Québec et Canada, toujours dans la même direction
Au Québec et au Canada, les libéraux au pouvoir restent toujours aussi attachés aux principes du néolibéralisme qui continuent à guider leurs actions. Les sourires de Justin Trudeau cachent une réelle soumission à la puissance financière de Bay Street. Son discours récurrent sur la classe moyenne, qu’il faudrait « renforcer » selon lui, cache des choix politiques qui feront le contraire :
négocier toujours plus d’accord de libre‐échange, financer les investissements publics par de l’argent en provenance du privé — y compris celui d’investisseurs étrangers, soutenir la construction d’oléoducs qui permettront d’exploiter d’avantage le pétrole archi polluant des sables bitumineux, accorder des faveurs fiscales à une entreprise comme Netflix.
Au Québec, les partis politiques se préparent pour les élections de 2018. Rien de bon ne s’annonce. Le Parti libéral, le PQ et la CAQ s’embourbent dans les questions identitaires pour se gagner des votes dans les couronnes de Montréal et Québec. Le débat a aussi l’inconvénient de détourner l’attention des enjeux économiques et sociaux. Pourtant, la hausse des inégalités et la dégradation de la qualité de vie créent des frustrations qui amènent et de nouvelles justifications fallacieuses à l’intolérance.
Le Parti libéral a accumulé un indécent surplus budgétaire de à 4,5 milliards $ en 2017 à même de cruelles mesures d’austérité qui touchent principalement les plus pauvres et ont affecté en profondeur le bon fonctionnement des services publics. Comme le mentionne la Coalition Main rouge dans sa dernière campagne, il s’agit « d’un des surplus les plus importants de l’histoire du Québec, réalisé au détriment de la majorité de la population et au prix de l’affaiblissement de son filet social ».
Ainsi, en vue des prochaines élections au Québec, le gouvernement de Philippe Couillard annonce des réinvestissements. En fait, il ne remet qu’une partie des sommes récupérées, dans des programmes qui sont aussi critiquables et qui ne permettent pas de corriger les dommages encourus par la vague de coupes précédentes. Il laisse surtout entendre qu’il se servira de ces surplus pour annoncer de nouvelles baisses d’impôt, une promesse séduisante pour de nombreuses personnes, mais dangereusement démagogique puisque en conséquence, le budget de l’État devra être réduit, ce qui entrainera un nouveau cycle de compressions.

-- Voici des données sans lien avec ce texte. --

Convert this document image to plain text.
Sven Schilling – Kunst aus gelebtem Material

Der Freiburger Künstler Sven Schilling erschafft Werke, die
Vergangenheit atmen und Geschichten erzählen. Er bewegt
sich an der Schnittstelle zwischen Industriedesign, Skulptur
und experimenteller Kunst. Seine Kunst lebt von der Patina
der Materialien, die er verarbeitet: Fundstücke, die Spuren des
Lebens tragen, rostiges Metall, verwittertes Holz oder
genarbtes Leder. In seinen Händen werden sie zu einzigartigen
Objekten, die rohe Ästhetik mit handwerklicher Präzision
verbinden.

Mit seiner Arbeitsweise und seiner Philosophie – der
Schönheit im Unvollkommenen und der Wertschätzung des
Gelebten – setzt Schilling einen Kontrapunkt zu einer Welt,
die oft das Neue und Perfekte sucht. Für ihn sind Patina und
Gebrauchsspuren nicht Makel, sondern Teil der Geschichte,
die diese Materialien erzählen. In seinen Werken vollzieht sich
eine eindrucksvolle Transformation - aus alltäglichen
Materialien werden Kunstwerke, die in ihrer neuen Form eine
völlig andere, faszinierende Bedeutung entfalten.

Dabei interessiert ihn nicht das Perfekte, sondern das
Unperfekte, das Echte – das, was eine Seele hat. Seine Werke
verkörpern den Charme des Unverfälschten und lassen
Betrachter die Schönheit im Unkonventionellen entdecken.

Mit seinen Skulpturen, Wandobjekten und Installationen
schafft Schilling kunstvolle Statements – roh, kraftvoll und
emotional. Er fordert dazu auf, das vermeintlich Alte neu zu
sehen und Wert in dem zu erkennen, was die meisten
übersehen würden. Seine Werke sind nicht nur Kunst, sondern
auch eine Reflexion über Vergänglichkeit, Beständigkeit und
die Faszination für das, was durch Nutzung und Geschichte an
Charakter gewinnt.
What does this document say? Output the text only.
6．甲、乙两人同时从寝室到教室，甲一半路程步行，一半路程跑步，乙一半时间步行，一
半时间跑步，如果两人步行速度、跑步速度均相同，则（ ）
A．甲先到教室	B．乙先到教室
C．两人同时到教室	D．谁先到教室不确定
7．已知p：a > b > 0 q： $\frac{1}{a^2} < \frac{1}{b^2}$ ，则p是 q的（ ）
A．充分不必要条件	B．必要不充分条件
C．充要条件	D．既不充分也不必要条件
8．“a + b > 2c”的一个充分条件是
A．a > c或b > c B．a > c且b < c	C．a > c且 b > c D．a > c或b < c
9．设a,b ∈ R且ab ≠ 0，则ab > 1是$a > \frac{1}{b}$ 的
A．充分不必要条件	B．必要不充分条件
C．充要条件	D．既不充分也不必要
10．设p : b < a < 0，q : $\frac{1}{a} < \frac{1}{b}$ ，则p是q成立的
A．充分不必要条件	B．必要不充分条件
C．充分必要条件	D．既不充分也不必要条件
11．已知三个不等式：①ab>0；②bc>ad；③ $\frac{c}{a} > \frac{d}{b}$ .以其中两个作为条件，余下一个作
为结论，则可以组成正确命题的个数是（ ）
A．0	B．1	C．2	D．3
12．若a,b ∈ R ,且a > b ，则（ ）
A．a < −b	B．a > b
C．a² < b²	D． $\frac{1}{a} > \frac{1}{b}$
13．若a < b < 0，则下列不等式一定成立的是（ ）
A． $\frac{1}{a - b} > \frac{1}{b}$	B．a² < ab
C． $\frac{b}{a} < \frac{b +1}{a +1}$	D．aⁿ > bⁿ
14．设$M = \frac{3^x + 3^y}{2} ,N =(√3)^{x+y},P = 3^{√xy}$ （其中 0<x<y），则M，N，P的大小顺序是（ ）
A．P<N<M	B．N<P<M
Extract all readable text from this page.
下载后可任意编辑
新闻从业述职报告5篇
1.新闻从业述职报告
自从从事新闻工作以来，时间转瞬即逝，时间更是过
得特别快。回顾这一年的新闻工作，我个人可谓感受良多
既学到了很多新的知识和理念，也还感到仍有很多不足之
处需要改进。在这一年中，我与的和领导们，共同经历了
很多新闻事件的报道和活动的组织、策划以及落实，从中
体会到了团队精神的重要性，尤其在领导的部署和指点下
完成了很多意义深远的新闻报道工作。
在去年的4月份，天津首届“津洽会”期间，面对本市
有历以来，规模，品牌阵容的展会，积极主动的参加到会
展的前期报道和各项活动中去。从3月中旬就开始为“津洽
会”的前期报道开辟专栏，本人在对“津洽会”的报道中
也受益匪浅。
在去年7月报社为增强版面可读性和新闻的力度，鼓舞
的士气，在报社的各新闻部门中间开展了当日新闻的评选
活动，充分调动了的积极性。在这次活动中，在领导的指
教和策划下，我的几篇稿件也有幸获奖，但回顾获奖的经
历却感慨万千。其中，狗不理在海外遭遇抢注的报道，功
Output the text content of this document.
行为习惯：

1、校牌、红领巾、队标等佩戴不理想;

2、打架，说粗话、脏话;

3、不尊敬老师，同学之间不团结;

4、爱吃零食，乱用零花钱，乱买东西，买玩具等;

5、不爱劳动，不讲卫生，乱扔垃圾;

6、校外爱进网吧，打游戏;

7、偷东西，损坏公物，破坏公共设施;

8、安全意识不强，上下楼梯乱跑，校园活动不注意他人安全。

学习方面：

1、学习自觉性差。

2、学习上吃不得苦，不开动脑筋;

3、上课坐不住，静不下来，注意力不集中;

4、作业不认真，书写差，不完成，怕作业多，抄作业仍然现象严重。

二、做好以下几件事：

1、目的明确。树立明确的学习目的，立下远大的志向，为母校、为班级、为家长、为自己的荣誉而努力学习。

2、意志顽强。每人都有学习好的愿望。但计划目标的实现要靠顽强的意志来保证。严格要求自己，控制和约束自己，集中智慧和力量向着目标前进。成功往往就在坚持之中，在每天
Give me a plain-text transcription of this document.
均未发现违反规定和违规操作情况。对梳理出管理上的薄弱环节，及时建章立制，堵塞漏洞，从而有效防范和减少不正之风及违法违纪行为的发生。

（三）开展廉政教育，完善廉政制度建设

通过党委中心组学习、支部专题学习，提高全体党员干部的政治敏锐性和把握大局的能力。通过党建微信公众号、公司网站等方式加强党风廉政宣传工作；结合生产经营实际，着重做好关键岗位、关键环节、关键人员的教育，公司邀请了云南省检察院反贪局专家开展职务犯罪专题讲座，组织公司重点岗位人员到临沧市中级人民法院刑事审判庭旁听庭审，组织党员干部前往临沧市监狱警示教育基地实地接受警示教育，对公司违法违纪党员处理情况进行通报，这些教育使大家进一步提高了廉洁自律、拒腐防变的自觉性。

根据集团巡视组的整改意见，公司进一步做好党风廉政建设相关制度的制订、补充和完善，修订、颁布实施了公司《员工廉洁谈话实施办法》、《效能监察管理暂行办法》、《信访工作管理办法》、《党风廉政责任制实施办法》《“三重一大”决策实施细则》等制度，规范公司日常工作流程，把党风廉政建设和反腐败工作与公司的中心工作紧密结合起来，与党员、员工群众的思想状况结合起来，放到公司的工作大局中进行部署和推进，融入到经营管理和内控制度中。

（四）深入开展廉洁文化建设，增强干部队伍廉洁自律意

La montée en popularité de la CAQ est tout aussi inquiétante. Ce parti est entièrement dévoué à l’entreprise privée. Son chef, François Legault a même osé dire qu’un gouvernement ne doit jamais intervenir dans le plan d’affaires d’une entreprise. Son projet ultralibéral est quasiment le même que celui du parti de Philippe Couillard.
Les paradis fiscaux
Tout a très bien démarré cette année en ce qui concerne la lutte contre les paradis fiscaux. Tant le gouvernement provincial que fédéral se sont montrés préoccupés par ce problème. Il semblait évident que les scandales réliés à l’évasion fiscale, comme celui des Panama Papers, de même que l’action de plusieurs militantes, militantes et associations préoccupé.e.s par cette question ont forcé les gouvernements à réagir. Le parlement canadien, après avoir rejeté une motion du Bloc québécois remettant en cause l’entente sur la double imposition négociée avec la Barbade, a voté en faveur d’une motion du NPD proposant de s’attaquer aux sociétés fictives et de renégocier les conventions fiscales avec les paradis fiscaux. Le gouvernement du Québec a été encore plus audacieux : il a adopté à l’unanimité un rapport de la Commission des finances, Le phénomène du recours aux paradis fiscaux, observations, conclusions et recommandations, dans lequel on propose 38 recommandations pour combattre les paradis fiscaux. Ces recommandations solides et
efficaces, si elles étaient appliquées, feraient du Québec un modèle à suivre dans la lutte contre les fuites fiscales.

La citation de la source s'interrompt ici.